MCI's response to PQ on National Multimodal Large Language Model Programme
Parliament Sitting on 10 January 2024
QUESTION FOR WRITTEN ANSWER
55. Mr Dennis Tan Lip Fong: To ask the Prime Minister whether the National Multimodal Large Language Model Programme will incorporate non-textual training data for commonly used languages in Singapore such as Singlish, Malay, Tamil and Chinese dialects to enhance its voice recognition capabilities and widen the accessibility of this programme to Singaporeans.
Answer:
The National Multimodal LLM Programme aims to develop Large Language Models (LLMs) that are more suited for our context. The Southeast Asian Languages in One Network (SEA-LION) model that was recently released was trained on a dataset that has more than 10 languages, including colloquial English (or Singlish), Chinese, Malay and Tamil.

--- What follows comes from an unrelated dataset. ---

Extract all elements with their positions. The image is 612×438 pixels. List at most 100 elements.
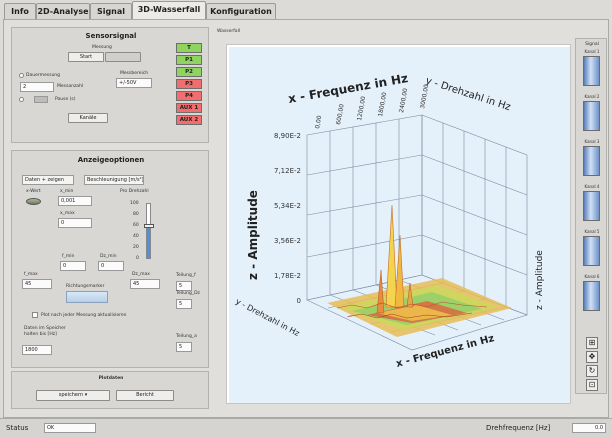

In the next phase, the Programme will look at techniques to incorporate speech data containing nonverbal cues such as tone and pitch, to augment SEA-LION. For this, they will first evaluate the model performance when non-textual data in standard and colloquial English are added, before moving on to other languages. As we build our local expertise in developing and training regional LLMs through this effort, we will closely monitor ongoing developments and will adapt our plans as the technologies in the field evolve.